‘Çığlık’ İncelemesi: Beni Tekrar Öldür

Bakec

Member
Aşındırıcı bir öz-farkındalıkla boğulan son “Çığlık”, sakin kendini beğenmiş bir yüze sahip, karakterlerin başka pek bir şey söylemediği, kendi mitolojisine o kadar aşık olan keskin nişancı bir filmdir.

Franchise-içinde-franchise, “Stab” hakkında yorum olarak gizlenen bu kendi kendine referanslı gevezelik, göz kırpma ve dürtme ile sonuçlanmayan neredeyse bir diyalog satırı olmadığı anlamına gelir.

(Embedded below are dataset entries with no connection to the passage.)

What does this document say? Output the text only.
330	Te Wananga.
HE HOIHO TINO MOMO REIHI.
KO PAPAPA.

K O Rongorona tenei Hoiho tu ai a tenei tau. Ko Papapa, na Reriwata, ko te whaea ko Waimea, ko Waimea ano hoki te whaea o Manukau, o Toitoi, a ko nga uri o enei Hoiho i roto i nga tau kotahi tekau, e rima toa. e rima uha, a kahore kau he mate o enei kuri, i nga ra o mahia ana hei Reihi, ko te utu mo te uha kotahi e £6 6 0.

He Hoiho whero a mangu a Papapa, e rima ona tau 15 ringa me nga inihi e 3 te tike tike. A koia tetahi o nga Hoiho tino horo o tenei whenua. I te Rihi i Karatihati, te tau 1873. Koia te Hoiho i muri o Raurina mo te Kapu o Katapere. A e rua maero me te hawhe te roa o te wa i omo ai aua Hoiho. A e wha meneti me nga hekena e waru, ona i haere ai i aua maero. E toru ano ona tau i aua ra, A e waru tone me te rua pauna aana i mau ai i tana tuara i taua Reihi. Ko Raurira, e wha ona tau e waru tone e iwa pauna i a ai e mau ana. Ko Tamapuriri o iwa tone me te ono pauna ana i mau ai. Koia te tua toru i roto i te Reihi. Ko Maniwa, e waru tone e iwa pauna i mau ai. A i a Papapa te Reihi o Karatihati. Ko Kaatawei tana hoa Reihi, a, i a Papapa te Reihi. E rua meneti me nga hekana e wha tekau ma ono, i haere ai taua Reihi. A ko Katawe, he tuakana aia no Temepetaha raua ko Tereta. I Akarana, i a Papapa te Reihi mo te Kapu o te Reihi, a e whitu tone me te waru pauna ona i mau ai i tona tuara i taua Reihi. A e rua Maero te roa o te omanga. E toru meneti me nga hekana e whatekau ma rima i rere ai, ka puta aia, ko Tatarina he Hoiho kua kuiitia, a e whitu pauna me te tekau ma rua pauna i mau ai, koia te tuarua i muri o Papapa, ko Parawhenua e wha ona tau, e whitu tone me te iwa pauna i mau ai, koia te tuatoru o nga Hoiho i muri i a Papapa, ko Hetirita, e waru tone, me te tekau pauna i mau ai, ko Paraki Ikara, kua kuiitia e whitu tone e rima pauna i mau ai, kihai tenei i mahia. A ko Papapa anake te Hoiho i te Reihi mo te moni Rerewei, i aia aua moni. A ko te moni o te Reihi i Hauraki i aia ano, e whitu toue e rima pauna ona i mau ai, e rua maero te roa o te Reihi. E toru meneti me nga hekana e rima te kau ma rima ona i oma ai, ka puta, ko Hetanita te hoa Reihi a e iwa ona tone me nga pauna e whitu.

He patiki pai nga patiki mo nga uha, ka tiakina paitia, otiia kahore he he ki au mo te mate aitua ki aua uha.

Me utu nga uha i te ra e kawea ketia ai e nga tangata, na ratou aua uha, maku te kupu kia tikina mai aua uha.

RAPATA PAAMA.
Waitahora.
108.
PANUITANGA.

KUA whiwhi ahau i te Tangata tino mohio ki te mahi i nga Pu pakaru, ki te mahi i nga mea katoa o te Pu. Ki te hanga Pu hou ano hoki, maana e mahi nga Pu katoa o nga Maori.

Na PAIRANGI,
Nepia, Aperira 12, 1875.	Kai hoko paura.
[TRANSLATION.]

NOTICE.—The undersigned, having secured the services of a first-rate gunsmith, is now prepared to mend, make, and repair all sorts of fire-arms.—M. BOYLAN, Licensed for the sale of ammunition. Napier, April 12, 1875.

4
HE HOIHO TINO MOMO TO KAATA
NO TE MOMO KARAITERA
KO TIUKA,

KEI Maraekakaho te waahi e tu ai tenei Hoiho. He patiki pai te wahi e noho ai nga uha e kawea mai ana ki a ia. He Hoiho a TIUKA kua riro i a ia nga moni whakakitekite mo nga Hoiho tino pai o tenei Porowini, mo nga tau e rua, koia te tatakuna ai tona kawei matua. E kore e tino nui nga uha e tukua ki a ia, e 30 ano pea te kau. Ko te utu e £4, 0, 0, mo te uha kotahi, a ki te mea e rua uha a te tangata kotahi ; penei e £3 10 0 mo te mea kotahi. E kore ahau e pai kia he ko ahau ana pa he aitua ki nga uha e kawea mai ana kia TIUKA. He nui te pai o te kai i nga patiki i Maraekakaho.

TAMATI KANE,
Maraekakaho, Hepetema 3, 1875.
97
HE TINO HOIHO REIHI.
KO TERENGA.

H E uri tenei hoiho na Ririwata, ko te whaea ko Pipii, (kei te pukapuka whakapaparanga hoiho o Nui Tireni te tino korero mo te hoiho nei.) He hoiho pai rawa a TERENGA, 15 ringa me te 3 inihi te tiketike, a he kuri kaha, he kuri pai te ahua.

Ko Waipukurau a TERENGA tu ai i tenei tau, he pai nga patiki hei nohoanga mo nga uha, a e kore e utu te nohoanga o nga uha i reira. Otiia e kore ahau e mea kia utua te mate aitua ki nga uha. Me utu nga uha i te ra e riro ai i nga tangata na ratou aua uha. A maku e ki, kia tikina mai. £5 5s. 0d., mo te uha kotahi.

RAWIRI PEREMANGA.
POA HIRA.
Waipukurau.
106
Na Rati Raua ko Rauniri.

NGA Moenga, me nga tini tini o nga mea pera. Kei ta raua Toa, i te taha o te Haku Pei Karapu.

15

Artık gözden düşmüş eski bir polis memuru olan Dewey (David Arquette), “Bir ‘Bıçak’ filminden sağ çıkmanın belirli kuralları vardır,” diyor son potansiyel kurban grubunu. Ancak Wes Craven’in orijinal filminde sevimli olan biliş, 25 yıl boyunca ve üç devam filminde, James Vanderbilt ve Guy Busick’in senaryosunu metada o kadar mahsur bırakmış ki, tuhaf bir şekilde plansız hissettiriyor. Böylece, dizi boyunca toplam dokuz kez bıçaklanmış olan Dewey, Ghostface katili bir kez daha Woodsboro sokaklarında dolaştığında, ondan tavsiye arayan gençler için bir uzman olarak görülüyor.




Bu, Dewey’in ayılmasını, güce yeniden katılmasını ve artık New York’ta bir TV sunucusu olan uzun zamandır sevgilisi Gale (Courteney Cox) ile yeniden bir araya gelmesini gerektirecek. Muhtemelen slasher canon’un en çok tekrar tekrar travma geçiren kahramanı olan Sidney’in (Neve Campbell) yeniden ortaya çıkışı, orijinal üçlüyü tamamlıyor. Woodsboro’ya dönüşleri, Mindy’nin (Jasmin Savoy Brown, şu anda Showtime’ın “Yellowjackets” oyununda onu parkın dışına çıkaran) söylediği gibi, bu sözde requel’in kurallarından birini de yerine getiriyor – tam olarak bir yeniden yapım değil ve tam olarak bir devam filmi değil – , bir lise öğrencisi ve senaryonun korku filmi trivia’sının ana yuvası. Eski karakterler olmadan requel nedir?


“Çığlık”, kendisini bir yeniden çevrim olarak tanımlamayabilir, ancak çoğu, temel filmin hatırlatıcılarında debeleniyor. Açılış saldırısını tanıtan çalan sabit hattan, kötü şöhretli bir karakterin evinin özenli bir şekilde yeniden yaratılmasına kadar, film görsel ve işitsel geri aramalarla dolup taşıyor. Yine de yönetmenler Matt Bettinelli-Olpin ve Tyler Gillett (kolektifin üçte ikisi Radio Silence olarak bilinir), yalnızca hevesli bir hayran kitlesini yatıştırmayı amaçlayan bir film tasarlayarak kendilerini yaratıcı bir köşeye boyarlar. Geriye bakmakla o kadar meşguller ki, ileriye dönük tutarlı bir yol göremiyorlar.


Franchise’lar, elbette, her zaman başarılı oldular – bu onların D. N. A.’lerinde var – ancak nadiren bir hayran onayı için bu kadar susamış durumda. Sonuç, o kadar dikkatsizce çizilmiş ve o kadar kabaca fotoğraflanmış bir resimdir ki, oyuncu kadrosunu küstah snark ve humdrum katliamın öldürücü bir döngüsüne hapseder. Bu, Campbell ve Arquette’in çok kısa görünüşlerinin dokunaklı sıcaklığını daha masum, ciddi bir zamandan ithal hissettiriyor.

Ayrıca farklı bir uçakta çalışan müthiş Melissa Barrera, korkunç bir sır saklayan kırılgan bir Woodsboro geri döneni Sam rolünde. Sam’in arka planı bir taslaktan biraz daha fazlası, ancak son Starz draması “Vida” ile haftalarca beni büyüleyen Barrera, yine de onunla ilgilenmemiz için bize yalvarıyor. O bir harika.


Yorucu bir şekilde tekrar eden ve tamamen korkusuz olan “Çığlık” bize esas olarak Paskalya yumurtası dikmenin fikirleri tohumlamanın yerini tutamayacağını öğretiyor.

Sidney kritik bir anda “Bu filmi daha önce görmüştüm” diyor. Ah kızım, seni duyuyorum.

Çığlık
Bıçaklama, dürtme, dilimleme ve atış için R olarak derecelendirilmiştir. Çalışma süresi: 1 saat 54 dakika. Sinemalarda.